Single by Joyner Lucas

from the album ADHD
- Released: May 2, 2019
- Genre: Conscious hip hop
- Length: 4:45
- Label: Twenty Nine
- Songwriter(s): Gary Lucas, Jr.; Bartosz Welka; Marcin Gerik; Bob Foster;
- Producer(s): SoSpecial

Joyner Lucas singles chronology
| "Just Let Go" (2019) | "Devil's Work" (2019) | "ISIS" (2019) |

Music video
- "Devil's Work" on YouTube

= Devil's Work =

"Devil's Work" is a song by American rapper Joyner Lucas, released on May 2, 2019. It is the second single from his debut studio album ADHD (2020). The song was written by Lucas, Bartosz Jakub Welka, Marcin Gerek and Bob Foster, and produced by SoSpecial.

== Content ==
Lyrically, Joyner Lucas expresses a message to God, where he queries about why God has taken the lives of so many great people, instead keeping many wicked people.
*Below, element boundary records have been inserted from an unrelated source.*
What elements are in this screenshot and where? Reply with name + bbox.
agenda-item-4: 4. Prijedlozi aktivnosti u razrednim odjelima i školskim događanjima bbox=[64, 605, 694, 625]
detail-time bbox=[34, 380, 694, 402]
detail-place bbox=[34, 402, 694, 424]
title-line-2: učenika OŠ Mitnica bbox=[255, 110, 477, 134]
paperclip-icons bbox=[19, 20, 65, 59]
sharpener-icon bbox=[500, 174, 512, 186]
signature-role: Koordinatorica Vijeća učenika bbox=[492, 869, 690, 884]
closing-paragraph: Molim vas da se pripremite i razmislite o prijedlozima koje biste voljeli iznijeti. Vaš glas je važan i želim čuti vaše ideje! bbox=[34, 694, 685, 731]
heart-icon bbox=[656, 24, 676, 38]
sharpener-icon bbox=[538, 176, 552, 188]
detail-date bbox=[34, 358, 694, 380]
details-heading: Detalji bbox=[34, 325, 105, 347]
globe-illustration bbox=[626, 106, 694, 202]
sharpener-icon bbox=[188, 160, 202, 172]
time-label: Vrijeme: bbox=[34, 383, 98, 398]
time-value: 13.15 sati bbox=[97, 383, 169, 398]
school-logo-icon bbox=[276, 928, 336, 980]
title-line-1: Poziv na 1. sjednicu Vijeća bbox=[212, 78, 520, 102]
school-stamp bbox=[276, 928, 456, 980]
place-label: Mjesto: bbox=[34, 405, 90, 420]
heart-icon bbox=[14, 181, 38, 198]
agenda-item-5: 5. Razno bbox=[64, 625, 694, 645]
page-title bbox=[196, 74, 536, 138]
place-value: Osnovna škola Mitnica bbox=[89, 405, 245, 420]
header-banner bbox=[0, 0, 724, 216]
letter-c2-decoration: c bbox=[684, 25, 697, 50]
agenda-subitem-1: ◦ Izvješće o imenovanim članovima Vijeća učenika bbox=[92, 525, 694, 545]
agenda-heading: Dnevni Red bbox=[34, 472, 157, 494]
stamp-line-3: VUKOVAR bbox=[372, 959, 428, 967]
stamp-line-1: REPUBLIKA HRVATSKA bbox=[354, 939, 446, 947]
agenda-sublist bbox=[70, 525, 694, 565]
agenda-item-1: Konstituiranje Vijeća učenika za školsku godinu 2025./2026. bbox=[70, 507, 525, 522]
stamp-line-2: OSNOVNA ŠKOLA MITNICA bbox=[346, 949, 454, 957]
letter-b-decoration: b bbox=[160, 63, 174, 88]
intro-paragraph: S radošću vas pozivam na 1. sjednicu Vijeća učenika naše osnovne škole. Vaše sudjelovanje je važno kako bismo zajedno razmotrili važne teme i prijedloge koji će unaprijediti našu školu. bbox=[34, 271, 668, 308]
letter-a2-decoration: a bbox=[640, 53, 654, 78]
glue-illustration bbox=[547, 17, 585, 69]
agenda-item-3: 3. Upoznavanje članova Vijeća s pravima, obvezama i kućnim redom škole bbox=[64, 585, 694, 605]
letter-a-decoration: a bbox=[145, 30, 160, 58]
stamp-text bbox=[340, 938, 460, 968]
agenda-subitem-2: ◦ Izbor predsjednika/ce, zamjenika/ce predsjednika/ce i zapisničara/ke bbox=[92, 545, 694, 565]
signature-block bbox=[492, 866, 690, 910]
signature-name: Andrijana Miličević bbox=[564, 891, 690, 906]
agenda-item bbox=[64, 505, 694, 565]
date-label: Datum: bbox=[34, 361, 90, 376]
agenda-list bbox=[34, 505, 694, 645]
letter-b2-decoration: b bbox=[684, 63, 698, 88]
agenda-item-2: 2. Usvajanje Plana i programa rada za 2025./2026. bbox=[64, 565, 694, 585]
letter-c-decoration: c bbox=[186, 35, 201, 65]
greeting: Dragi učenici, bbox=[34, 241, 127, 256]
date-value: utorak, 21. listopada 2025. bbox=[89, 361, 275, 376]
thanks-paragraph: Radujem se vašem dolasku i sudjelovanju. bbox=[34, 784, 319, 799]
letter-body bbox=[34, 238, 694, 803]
Lucas pays tribute to those who he believes did not deserve their deaths, such as Tupac Shakur, The Notorious B.I.G., Big Pun, XXXTentacion, Selena, Aaliyah, Martin Luther King Jr., Malcolm X, Lil Snupe, Eazy-E, Trayvon Martin, Nipsey Hussle, Emmett Till, Whitney Houston, Michael Jackson, and Sandra Bland. He asks God to resurrect them, and says he is willing to trade them with people who he believes deserve to die, such as Suge Knight, Donald Trump, Martin Shkreli, R. Kelly, Eric Holder (referring to Nipsey Hussle's murderer), George Zimmerman, Dylann Roof, James Holmes, Tomi Lahren, and Laura Ingraham.

== Music video ==
The official music video was released alongside the song on May 2, 2019. It was filmed in the St. Peters Catholic Church in Worcester, Massachusetts. In it, he drinks from a bottle of Hennessy while holding a bible. Around him, there are photos of people he mentioned on funereal easels. Lucas raps his questions about the deaths as if talking to God.

== Controversy ==
The lyrics, which discuss the people Joyner wants to return to life and the ones he does not, have stirred up a lot of controversy. Monsignor Francis Scollan, the priest of the church where Lucas shot the video, said that he would not have given the rapper permission to do so if he had known about what was going to be in it. However, according to Lucas, the church was really aware of it and got paid. Tomi Lahren tweeted in response to the video, "Truly disgusting. You don't have to like me or respect me but this is too far. This isn't "art" it's sick."

== Charts ==

| Chart (2019) | Peak position |
|---|---|
| Ireland (IRMA) | 72 |
| New Zealand Hot Singles (RMNZ) | 7 |
| US Bubbling Under Hot 100 (Billboard) | 5 |
| US Hot R&B/Hip-Hop Songs (Billboard) | 46 |

==Certifications==

| Region | Certification | Certified units/sales |
| United States (RIAA) | Gold | 500,000^{‡} |
^{‡} Sales+streaming figures based on certification alone.